Okinawa 1945, d’Ivan Cadeau

J’ai déjà écrit beaucoup de bien de la collection Champ de Bataille publiée par Perrin (Kharkov 1942 et Verdun 1916), coéditée avec le ministère des Armées. Je mentionnais notamment la qualité de l’édition et l’approche équilibrée et travaillée des batailles traitées. Okinawa 1945 est le troisième ouvrage de cette collection que je lis (je n’ai pas lu celui sur Crécy, à tort). Son auteur, le lieutenant-colonel Ivan Cadeau, est officier historien de l’armée de Terre et travaille au Service historique de la Défense. J’avais déjà beaucoup apprécié son livre sur la Guerre de Corée. J’ai également eu la chance de le suivre durant une semaine au cours d’une étude historique sur le terrain consacrée à la percée de Sedan. Spécialisé dans les conflits d’Asie orientale (tout particulièrement la Guerre d’Indochine sur laquelle il a publié plusieurs ouvrages), Ivan Cadeau retrouve cette partie du monde en s’intéressant cette fois à une bataille de la Guerre du Pacifique.
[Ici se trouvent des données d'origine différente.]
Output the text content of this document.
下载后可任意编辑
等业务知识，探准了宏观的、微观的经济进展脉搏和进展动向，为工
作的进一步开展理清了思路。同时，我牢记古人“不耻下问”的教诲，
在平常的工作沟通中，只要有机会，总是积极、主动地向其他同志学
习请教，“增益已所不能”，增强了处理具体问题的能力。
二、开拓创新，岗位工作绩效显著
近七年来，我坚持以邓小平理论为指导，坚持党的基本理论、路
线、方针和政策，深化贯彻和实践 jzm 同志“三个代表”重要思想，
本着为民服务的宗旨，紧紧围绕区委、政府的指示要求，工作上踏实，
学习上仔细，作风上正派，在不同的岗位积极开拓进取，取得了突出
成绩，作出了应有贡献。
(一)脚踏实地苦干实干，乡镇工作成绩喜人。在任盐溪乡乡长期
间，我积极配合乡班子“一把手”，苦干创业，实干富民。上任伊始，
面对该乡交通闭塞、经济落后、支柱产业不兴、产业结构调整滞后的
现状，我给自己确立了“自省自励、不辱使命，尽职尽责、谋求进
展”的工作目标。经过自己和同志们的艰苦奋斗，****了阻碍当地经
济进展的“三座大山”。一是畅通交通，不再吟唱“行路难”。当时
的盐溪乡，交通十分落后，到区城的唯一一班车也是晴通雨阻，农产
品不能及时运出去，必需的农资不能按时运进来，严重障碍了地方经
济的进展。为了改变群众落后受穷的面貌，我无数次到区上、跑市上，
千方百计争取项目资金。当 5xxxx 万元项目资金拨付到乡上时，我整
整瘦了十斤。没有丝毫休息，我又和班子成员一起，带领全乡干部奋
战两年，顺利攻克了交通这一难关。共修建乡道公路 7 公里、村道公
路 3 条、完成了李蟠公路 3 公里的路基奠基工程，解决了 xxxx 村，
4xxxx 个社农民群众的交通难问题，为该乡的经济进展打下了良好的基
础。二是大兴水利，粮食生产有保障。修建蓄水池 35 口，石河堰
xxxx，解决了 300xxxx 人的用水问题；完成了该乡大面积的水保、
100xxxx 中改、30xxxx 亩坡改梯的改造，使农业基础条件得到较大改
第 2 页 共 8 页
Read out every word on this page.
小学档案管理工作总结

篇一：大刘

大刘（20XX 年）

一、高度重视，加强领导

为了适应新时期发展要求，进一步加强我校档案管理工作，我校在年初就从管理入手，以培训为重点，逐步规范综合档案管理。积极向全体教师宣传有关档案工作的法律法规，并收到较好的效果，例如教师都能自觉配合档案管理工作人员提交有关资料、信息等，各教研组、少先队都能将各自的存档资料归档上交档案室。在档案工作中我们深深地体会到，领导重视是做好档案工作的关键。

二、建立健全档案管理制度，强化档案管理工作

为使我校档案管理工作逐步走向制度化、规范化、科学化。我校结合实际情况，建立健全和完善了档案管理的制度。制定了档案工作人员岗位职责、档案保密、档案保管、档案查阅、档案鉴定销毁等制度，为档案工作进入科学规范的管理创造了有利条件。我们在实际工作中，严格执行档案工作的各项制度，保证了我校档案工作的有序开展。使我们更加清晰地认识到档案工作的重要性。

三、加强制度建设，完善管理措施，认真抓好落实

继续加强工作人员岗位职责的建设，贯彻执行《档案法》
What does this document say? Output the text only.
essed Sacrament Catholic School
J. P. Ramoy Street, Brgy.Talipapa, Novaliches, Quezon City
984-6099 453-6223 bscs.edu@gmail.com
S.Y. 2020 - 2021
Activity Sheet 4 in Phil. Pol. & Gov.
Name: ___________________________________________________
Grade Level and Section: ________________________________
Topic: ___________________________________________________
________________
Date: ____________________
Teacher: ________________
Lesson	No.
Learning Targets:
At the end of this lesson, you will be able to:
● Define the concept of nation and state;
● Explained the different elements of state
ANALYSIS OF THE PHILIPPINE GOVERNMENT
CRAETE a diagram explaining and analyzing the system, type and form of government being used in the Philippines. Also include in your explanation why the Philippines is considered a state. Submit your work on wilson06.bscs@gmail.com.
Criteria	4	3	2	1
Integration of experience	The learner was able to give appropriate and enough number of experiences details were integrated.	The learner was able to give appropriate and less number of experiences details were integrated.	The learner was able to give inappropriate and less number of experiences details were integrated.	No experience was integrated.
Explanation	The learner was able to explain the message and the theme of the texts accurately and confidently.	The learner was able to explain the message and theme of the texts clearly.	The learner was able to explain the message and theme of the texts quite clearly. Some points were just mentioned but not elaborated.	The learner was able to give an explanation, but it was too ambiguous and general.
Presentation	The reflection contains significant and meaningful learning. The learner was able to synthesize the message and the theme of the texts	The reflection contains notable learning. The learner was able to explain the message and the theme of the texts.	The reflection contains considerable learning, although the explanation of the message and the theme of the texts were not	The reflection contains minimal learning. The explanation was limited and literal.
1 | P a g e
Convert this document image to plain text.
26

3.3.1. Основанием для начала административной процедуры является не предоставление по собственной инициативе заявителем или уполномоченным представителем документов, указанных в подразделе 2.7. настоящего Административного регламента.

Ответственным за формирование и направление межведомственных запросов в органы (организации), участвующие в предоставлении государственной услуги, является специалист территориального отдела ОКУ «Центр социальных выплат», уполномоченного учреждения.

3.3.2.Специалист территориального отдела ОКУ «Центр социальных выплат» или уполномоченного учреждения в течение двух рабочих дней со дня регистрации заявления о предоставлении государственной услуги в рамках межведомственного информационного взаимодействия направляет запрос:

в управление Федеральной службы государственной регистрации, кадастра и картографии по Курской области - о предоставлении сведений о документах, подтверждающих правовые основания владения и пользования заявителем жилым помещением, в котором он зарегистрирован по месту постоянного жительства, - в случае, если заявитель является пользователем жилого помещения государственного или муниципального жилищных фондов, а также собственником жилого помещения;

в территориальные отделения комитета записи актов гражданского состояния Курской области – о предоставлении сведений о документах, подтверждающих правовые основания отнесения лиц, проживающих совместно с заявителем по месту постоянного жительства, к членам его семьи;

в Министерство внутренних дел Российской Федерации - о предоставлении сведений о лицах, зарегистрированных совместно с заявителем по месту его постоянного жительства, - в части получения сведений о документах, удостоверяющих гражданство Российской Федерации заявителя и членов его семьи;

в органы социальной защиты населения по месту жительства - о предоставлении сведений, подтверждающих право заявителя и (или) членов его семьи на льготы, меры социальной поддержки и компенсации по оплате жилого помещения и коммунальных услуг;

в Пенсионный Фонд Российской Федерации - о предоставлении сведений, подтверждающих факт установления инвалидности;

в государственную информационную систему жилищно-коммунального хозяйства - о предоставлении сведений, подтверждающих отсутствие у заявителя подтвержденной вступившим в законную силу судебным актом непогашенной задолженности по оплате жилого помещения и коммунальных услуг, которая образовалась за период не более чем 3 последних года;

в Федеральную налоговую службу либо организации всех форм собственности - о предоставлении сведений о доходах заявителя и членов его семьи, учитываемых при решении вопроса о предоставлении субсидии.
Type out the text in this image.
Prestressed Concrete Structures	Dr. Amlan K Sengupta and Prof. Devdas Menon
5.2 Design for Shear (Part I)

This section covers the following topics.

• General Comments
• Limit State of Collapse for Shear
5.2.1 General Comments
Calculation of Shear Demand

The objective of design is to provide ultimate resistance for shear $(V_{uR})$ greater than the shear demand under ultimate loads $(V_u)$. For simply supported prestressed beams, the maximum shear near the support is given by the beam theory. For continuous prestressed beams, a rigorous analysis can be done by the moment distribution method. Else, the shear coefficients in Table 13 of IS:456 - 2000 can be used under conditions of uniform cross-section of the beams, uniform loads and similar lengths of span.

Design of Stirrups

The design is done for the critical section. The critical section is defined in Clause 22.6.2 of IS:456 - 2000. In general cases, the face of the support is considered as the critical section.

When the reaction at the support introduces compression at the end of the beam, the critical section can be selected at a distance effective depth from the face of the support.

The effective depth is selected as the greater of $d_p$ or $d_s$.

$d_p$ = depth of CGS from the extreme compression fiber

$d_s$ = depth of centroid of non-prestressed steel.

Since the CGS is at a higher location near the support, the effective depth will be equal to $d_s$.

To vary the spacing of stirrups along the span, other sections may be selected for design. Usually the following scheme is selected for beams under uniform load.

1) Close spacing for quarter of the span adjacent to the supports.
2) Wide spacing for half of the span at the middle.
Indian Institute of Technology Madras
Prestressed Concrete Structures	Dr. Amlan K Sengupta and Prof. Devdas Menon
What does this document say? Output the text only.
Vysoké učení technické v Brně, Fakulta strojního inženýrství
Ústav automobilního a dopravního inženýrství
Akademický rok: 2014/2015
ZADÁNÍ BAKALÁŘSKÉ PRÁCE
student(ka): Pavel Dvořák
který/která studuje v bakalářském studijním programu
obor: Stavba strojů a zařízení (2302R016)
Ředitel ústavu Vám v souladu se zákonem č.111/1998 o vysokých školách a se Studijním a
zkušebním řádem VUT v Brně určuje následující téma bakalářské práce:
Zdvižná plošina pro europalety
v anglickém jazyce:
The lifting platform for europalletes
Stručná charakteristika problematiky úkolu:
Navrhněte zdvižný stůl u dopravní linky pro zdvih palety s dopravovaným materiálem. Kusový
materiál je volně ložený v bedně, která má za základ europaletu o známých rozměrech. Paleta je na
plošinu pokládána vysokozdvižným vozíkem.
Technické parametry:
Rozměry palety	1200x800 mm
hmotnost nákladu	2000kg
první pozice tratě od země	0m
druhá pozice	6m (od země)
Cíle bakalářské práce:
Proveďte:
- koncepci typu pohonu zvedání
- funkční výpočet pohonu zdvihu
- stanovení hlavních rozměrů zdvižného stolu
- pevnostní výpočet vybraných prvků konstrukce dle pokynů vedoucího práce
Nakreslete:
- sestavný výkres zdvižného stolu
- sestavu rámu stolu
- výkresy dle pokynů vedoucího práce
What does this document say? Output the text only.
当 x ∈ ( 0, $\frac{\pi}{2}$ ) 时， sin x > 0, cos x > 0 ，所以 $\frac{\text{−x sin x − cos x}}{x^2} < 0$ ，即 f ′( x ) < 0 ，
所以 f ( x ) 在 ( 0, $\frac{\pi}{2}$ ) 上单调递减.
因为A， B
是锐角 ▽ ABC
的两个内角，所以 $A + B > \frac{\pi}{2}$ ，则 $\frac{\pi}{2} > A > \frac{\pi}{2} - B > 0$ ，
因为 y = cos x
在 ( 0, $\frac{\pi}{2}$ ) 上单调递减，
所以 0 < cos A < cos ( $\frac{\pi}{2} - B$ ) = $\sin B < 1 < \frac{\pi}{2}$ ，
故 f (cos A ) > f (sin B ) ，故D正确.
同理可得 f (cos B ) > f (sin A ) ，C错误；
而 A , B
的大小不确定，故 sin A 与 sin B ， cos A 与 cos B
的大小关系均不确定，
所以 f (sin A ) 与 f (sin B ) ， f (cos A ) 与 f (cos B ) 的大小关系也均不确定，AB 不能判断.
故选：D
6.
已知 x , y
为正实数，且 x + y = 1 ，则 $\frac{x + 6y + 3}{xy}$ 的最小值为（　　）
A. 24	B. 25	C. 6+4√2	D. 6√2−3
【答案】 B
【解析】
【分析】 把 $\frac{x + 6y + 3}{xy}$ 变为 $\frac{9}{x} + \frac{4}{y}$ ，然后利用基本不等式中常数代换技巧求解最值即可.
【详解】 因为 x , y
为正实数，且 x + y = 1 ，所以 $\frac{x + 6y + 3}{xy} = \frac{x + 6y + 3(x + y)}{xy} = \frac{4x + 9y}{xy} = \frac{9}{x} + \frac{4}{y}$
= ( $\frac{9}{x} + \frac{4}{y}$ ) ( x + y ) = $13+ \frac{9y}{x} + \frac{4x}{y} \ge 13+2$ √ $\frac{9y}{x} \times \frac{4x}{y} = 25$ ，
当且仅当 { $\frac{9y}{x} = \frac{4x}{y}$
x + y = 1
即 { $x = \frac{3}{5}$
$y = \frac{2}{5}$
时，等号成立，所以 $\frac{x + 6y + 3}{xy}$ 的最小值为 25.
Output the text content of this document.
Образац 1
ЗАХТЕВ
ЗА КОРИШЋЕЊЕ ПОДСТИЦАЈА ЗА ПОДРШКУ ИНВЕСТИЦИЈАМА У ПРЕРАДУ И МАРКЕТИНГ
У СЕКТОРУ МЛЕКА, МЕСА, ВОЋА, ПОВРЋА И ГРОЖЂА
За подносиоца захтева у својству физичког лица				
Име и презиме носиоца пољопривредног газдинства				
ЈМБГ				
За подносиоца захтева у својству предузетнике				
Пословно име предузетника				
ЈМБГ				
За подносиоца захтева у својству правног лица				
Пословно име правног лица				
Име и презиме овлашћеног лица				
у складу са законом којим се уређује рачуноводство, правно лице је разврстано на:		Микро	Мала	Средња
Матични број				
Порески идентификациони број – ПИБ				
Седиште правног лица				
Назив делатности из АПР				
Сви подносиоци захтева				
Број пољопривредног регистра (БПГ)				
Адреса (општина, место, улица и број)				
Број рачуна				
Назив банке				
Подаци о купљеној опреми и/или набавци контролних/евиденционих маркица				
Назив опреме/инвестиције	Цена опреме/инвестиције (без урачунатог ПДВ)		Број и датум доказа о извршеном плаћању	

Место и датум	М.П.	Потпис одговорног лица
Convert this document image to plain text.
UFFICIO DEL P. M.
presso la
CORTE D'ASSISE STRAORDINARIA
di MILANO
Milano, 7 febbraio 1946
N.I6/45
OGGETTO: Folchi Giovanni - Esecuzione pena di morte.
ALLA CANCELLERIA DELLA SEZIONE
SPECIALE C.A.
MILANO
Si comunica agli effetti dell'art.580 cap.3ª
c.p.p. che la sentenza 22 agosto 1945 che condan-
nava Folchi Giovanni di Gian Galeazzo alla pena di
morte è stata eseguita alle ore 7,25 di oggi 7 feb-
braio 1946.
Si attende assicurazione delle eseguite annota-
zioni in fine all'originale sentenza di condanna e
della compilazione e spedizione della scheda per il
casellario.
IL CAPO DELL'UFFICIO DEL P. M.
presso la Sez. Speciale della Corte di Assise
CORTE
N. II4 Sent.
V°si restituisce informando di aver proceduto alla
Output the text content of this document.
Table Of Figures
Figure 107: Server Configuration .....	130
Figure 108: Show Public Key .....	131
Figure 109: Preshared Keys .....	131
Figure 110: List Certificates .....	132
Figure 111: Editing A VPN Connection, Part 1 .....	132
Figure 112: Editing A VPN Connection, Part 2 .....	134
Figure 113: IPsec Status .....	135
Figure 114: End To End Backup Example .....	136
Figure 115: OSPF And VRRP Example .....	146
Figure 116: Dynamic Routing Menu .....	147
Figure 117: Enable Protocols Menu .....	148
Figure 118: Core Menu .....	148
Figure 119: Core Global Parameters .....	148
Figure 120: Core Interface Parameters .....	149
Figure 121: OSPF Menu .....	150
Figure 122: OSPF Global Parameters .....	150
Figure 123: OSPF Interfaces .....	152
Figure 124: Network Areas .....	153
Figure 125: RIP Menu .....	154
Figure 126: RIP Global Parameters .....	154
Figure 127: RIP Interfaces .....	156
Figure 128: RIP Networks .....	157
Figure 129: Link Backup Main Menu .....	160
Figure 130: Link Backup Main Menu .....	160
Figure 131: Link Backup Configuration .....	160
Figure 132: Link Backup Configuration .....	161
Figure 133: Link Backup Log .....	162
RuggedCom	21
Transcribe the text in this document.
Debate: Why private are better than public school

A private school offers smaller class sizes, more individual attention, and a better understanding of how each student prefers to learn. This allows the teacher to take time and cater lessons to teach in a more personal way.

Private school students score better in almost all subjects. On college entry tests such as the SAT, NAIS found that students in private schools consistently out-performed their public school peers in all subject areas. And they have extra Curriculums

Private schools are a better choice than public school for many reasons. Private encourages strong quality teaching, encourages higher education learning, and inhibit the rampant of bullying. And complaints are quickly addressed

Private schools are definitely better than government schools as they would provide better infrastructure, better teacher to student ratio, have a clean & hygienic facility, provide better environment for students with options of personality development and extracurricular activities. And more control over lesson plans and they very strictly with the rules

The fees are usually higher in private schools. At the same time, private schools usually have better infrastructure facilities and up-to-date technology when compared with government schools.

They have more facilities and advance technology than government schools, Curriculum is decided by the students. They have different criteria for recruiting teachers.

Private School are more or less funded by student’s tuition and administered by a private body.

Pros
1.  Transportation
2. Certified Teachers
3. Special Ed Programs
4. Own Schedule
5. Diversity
La bataille d’Okinawa (qui débute le 1er avril 1945 par le débarquement des forces américaines) s’insère dans la trajectoire finale de la Guerre du Pacifique. Durant ces deux mois et demi de combats pour la conquête de l’île, prolongés par d’interminables opérations de nettoyage jusqu’à la reddition du Japon, Américains et Japonais luttent âprement. A la combativité jusqu’au-boutiste des Japonais fait face la supériorité matérielle et technique des Américains déterminés à s’emparer d’Okinawa afin de préparer l’invasion à venir du Japon. Au milieu se trouvent des milliers de civils qui seront les premiers à payer le prix du sang. La férocité des combats persuade notamment le président Harry Truman d’employer l’arme atomique pour faire fléchir la résistance japonaise. Tout cela est clairement narré par Ivan Cadeau. Le récit suit le déroulement désormais classique de la collection Champs de Bataille (trois parties : contexte / déroulement de la bataille / mémoire et mémoires de la bataille). Ce découpage répond efficacement aux objectifs de la collection consistant à amener l’histoire-bataille au grand public et prendre de la hauteur sans se laisser enfermer dans la pure narration fastidieuse des événements. D’un point de vue stylistique, il faut souligner la précision du vocabulaire militaire employé par Ivan Cadeau. Ce point de forme illustre les interactions entre les mondes militaire et universitaire et la manière dont l’un et l’autre peuvent s’enrichir mutuellement.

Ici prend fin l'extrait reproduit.